Ein weiterer, wesentlicher Einfluss auf die Region und insbesondere auf die Akademie waren die Nestorianer. Nestorius, 381 geboren, war ebenfalls Perser und entstammte der syrischen Euphrat- Region. Er lebte im Kloster des heiligen Eupropius bei Antiochien. Nach langwierigen theologischen Differenzen wurde er in eine Strafkolonie nach Oberägypten geschickt, obwohl er eine ganze Reihe von Anhängern hatte. Große Teile seiner Lehre sind geheim geblieben- es darf aber davon ausgegangen werden, dass seine Auffassung vom Menschen, aber auch von Christus der Logos- Lehre des Aristoteles folgte. Dabei wird der schaffende Geist - nous poetikos - zwar als in einem sterblichen Gefüge verstanden, lebt darin selbst aber als aphthartos- als unsterblich und unverletzlich, unvermischt mit dem körperlich- seelischen Bild, in dem er erscheint; er ist voller schaffender, formender Energie und tritt durch eine Tür in die physische Existenz ein.
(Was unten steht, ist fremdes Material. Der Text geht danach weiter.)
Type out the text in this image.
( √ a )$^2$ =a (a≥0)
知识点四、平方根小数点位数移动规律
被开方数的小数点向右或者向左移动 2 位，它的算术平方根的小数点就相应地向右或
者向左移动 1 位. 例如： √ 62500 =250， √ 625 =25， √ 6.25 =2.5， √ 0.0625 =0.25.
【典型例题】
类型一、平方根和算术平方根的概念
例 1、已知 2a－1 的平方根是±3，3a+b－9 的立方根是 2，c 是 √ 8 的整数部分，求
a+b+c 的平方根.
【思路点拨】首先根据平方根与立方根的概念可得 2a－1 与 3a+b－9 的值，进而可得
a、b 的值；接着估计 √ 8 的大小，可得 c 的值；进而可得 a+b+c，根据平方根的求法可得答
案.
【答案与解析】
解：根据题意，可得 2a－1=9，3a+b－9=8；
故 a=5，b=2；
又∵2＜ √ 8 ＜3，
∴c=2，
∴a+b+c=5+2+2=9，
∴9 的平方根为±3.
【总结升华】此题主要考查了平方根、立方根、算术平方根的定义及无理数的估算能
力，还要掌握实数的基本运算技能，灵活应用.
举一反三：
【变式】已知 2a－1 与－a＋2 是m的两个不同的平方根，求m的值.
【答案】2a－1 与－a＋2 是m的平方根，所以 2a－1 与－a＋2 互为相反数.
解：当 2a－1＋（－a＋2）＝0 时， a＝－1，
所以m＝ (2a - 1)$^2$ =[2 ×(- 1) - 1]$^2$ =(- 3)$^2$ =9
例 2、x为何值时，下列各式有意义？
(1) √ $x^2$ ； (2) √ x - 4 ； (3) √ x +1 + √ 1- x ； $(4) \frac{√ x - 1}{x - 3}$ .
Daraus abgeleitet war das Christus- Verständnis der Nestorianer so, dass der schaffende Christus- Geist ebenfalls unwandelbar und unveränderlich aufzufassen ist - auch er tritt ein in das Leib- Seele- Gefüge des Jesus; er ist daher auch nicht zu verstehen als von Maria als Gott geboren. Die Vorwürfe an die Nestorianer bestanden also darin, die gottmenschliche Einheit in Christus zu leugnen. Tatsächlich schreibt Nestor: „Sie - Maria- ist die Mutter eines Knäbleins, non deitatis, nicht einer Gottheit!“ (5) Vermutlich darf man die Nestorianer als direkte Nachfolger der Urchristen verstehen, die den Bezug auf Aristoteles eher aus Gründen der Rechtfertigung herstellten. Sie werden auch nicht als Häretiker verstanden, obwohl sie in der Doppelgestalt des Gottessohnes die Existenz eines lebenden kosmischen Christus ebenso bejahten wie die geistige Doppelexistenz des Menschen, dessen tätiger, nicht- korrumpierter kosmischer Teil nie restlos in der physischen Existenz aufgeht.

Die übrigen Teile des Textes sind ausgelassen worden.